Vika promossa con riserva

di - 23 Giugno 2014

Viktoria Azarenka

 

di Giovanni Cola

D’accordo che il test non può essere definito dei più probanti, ma l’impressione fornita da Victoria Azarenka, al ritorno sul palcoscenico Slam nel suo primo turno di Wimbledon, è stata confortante. L’avversaria, la croata Mirjana Lucic-Baroni, semifinalista ai Championships nel lontano 1999, non l’ha comunque impegnata a tal punto da rendere definitiva la promozione della giocatrice bielorussa. I meccanismi vanno ancora ben oliati, soprattutto al servizio e negli scambi prolungati. Per Vika tuttavia ci sono buoni motivi per essere ottimista, il problema al piede sinistro pare essere completamente alle spalle. Un infortunio che l’ha fatta soffrire già durante gli Australian Open, non consentendole di disputare quasi tutta la prima parte di stagione. Lo score 6-3 7-5 lascia trapelare un match abbastanza combattuto soprattutto nella seconda frazione, quando la Lucic ha avuto a disposizione anche un set point, non trasformato, che avrebbe potuto allungare pericolosamente la partita per l’ex n.1 del mondo.

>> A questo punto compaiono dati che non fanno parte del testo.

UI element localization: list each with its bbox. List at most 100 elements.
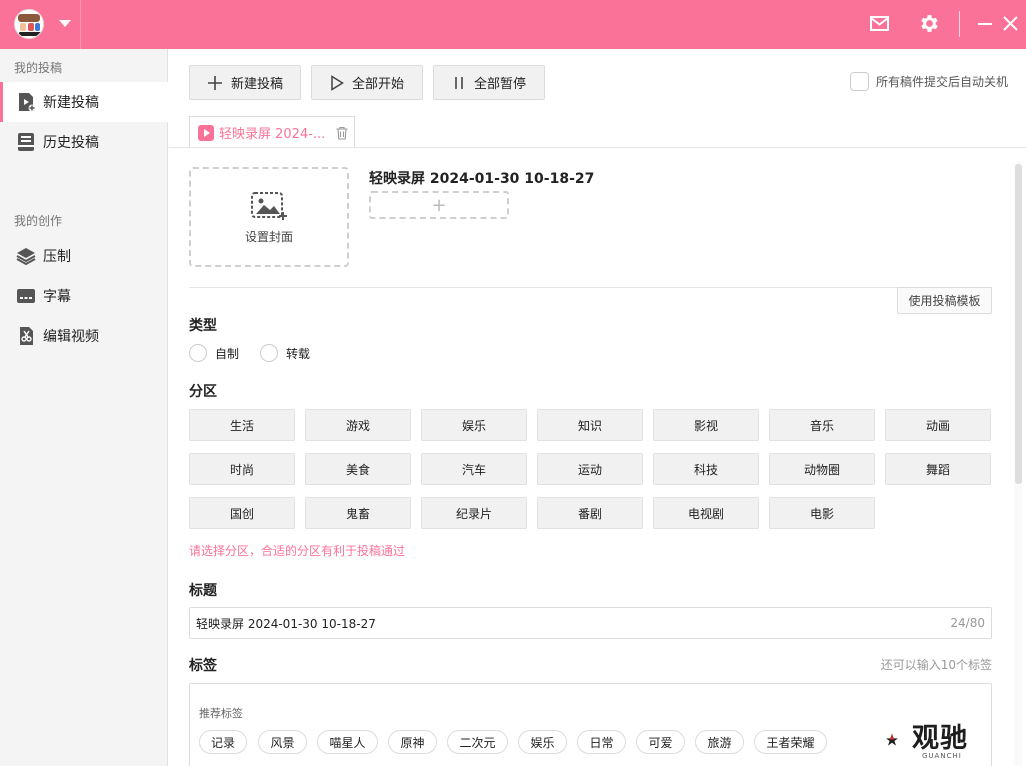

All’Azarenka è bastato in ogni caso mantenere elevata la concentrazione, senza spingere troppo sull’acceleratore, per portare a casa l’incontro. Positiva pure la sua ritrovata mobilità negli spostamenti laterali. Sicuramente un passo avanti dopo l’eliminazione della scorsa settimana dal torneo di Eastbourne per mano della nostra Camila Giorgi. Difficile rispondere alla domanda sul dove possa arrivare Vika  in questa edizione di Wimbledon. Francamente non crediamo possa competere per il titolo, ma un approdo alla seconda settimana sarebbe un obiettivo minimo realistico, da cui poi riuscire a porre le basi per la risalita. Intanto però  le insidie arriveranno già dal prossimo turno con la temibile serba Jovanovski che ha tutti gli elementi per poterle complicare non poco il cammino.

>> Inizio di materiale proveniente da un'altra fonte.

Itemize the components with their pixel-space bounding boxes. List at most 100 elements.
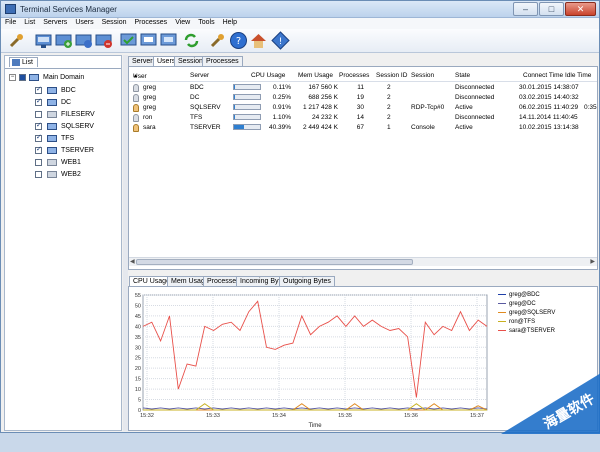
menu-users[interactable]: Users — [71, 18, 97, 27]
server-checkbox[interactable] — [35, 87, 42, 94]
scroll-left-icon[interactable]: ◀ — [130, 258, 135, 265]
menu-help[interactable]: Help — [219, 18, 241, 27]
refresh-icon[interactable] — [182, 31, 201, 50]
wrench-icon[interactable] — [7, 31, 26, 50]
menu-bar: FileListServersUsersSessionProcessesView… — [1, 18, 599, 29]
tree-server-web1[interactable]: WEB1 — [23, 158, 119, 167]
col-idle-time[interactable]: Idle Time — [565, 72, 591, 79]
cell-cpu: 0.91% — [273, 104, 291, 111]
user-icon — [133, 84, 139, 92]
tree-server-tfs[interactable]: TFS — [23, 134, 119, 143]
server-checkbox[interactable] — [35, 171, 42, 178]
y-tick-label: 40 — [135, 324, 141, 330]
server-checkbox[interactable] — [35, 147, 42, 154]
tree-server-tserver[interactable]: TSERVER — [23, 146, 119, 155]
server-checkbox[interactable] — [35, 99, 42, 106]
table-row[interactable]: ronTFS1.10%24 232 K142Disconnected14.11.… — [129, 113, 597, 123]
session-icon[interactable] — [119, 31, 138, 50]
computer-icon — [47, 99, 57, 106]
menu-file[interactable]: File — [1, 18, 20, 27]
session-refresh-icon[interactable] — [159, 31, 178, 50]
scroll-right-icon[interactable]: ▶ — [590, 258, 595, 265]
svg-text:!: ! — [279, 37, 283, 47]
legend-swatch — [498, 312, 506, 313]
server-name: TFS — [61, 134, 74, 143]
col-processes[interactable]: Processes — [339, 72, 369, 79]
close-button[interactable]: ✕ — [565, 2, 596, 16]
tab-outgoing-bytes[interactable]: Outgoing Bytes — [279, 276, 335, 286]
tab-processes[interactable]: Processes — [202, 56, 243, 66]
user-icon — [133, 104, 139, 112]
horizontal-scrollbar[interactable]: ◀ ▶ — [129, 257, 597, 266]
cell-sid: 2 — [387, 94, 391, 101]
y-tick-label: 25 — [135, 356, 141, 362]
table-row[interactable]: gregBDC0.11%167 560 K112Disconnected30.0… — [129, 83, 597, 93]
y-tick-label: 35 — [135, 335, 141, 341]
col-server[interactable]: Server — [190, 72, 209, 79]
computer-icon — [47, 123, 57, 130]
root-checkbox[interactable] — [19, 74, 26, 81]
col-session[interactable]: Session — [411, 72, 434, 79]
cell-cpu: 0.11% — [273, 84, 291, 91]
y-tick-label: 10 — [135, 387, 141, 393]
server-name: DC — [61, 98, 71, 107]
server-edit-icon[interactable] — [74, 31, 93, 50]
y-tick-label: 15 — [135, 377, 141, 383]
legend-item: greg@BDC — [498, 292, 540, 300]
col-cpu[interactable]: CPU Usage — [251, 72, 285, 79]
maximize-button[interactable]: □ — [539, 2, 564, 16]
server-checkbox[interactable] — [35, 135, 42, 142]
server-name: WEB1 — [61, 158, 81, 167]
cpu-usage-fill — [234, 125, 244, 129]
tree-server-web2[interactable]: WEB2 — [23, 170, 119, 179]
menu-tools[interactable]: Tools — [194, 18, 218, 27]
cell-mem: 167 560 K — [308, 84, 338, 91]
minimize-button[interactable]: – — [513, 2, 538, 16]
settings-wrench-icon[interactable] — [208, 31, 227, 50]
menu-view[interactable]: View — [171, 18, 194, 27]
table-row[interactable]: gregSQLSERV0.91%1 217 428 K302RDP-Tcp#0A… — [129, 103, 597, 113]
server-add-icon[interactable] — [54, 31, 73, 50]
scrollbar-thumb[interactable] — [136, 259, 413, 265]
cpu-usage-bar — [233, 94, 261, 100]
home-icon[interactable] — [249, 31, 268, 50]
col-connect-time[interactable]: Connect Time — [523, 72, 563, 79]
server-remove-icon[interactable] — [94, 31, 113, 50]
col-session-id[interactable]: Session ID — [376, 72, 407, 79]
server-name: SQLSERV — [61, 122, 94, 131]
menu-session[interactable]: Session — [98, 18, 131, 27]
server-name: WEB2 — [61, 170, 81, 179]
server-name: TSERVER — [61, 146, 94, 155]
cell-connect: 14.11.2014 11:40:45 — [519, 114, 578, 121]
server-connect-icon[interactable] — [34, 31, 53, 50]
cell-mem: 24 232 K — [312, 114, 338, 121]
collapse-icon[interactable]: − — [9, 74, 16, 81]
cell-connect: 03.02.2015 14:40:32 — [519, 94, 579, 101]
x-tick-label: 15:37 — [470, 413, 484, 419]
menu-servers[interactable]: Servers — [39, 18, 71, 27]
tree-server-fileserv[interactable]: FILESERV — [23, 110, 119, 119]
server-checkbox[interactable] — [35, 111, 42, 118]
col-state[interactable]: State — [455, 72, 470, 79]
tree-server-sqlserv[interactable]: SQLSERV — [23, 122, 119, 131]
menu-processes[interactable]: Processes — [131, 18, 172, 27]
session-list-icon[interactable] — [139, 31, 158, 50]
tab-list[interactable]: List — [9, 57, 38, 67]
info-icon[interactable]: ! — [271, 31, 290, 50]
cell-sid: 2 — [387, 104, 391, 111]
title-bar: Terminal Services Manager – □ ✕ — [1, 1, 599, 18]
computer-icon — [47, 159, 57, 166]
cell-cpu: 1.10% — [273, 114, 291, 121]
plot-area — [143, 295, 487, 410]
col-mem[interactable]: Mem Usage — [298, 72, 333, 79]
computer-icon — [47, 87, 57, 94]
tree-server-dc[interactable]: DC — [23, 98, 119, 107]
server-checkbox[interactable] — [35, 159, 42, 166]
server-checkbox[interactable] — [35, 123, 42, 130]
menu-list[interactable]: List — [20, 18, 39, 27]
cell-idle: 0:35 — [584, 104, 597, 111]
tree-server-bdc[interactable]: BDC — [23, 86, 119, 95]
help-icon[interactable]: ? — [229, 31, 248, 50]
table-row[interactable]: gregDC0.25%688 256 K192Disconnected03.02… — [129, 93, 597, 103]
table-row[interactable]: saraTSERVER40.39%2 449 424 K671ConsoleAc… — [129, 123, 597, 133]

“La parte più difficile del mio recupero – ha spiegato Vika in conferenza stampa – è stato il fatto di non sapere esattamente quando sarei potuta tornare a giocare. La riabilitazione proseguiva sostanzialmente giorno dopo giorno ed è stato particolarmente estenuante in special modo sotto l’aspetto psicologico. Mi è mancato tanto anche il supporto del pubblico e l’atmosfera con le sensazioni che si provano quotidianamente in campo. Ho voluto lasciarmi alle spalle anche i pensieri negativi legati ai problemi fisici che mi avevano costretto al ritiro lo scorso anno. Oggi tutto è andato per il verso giusto”.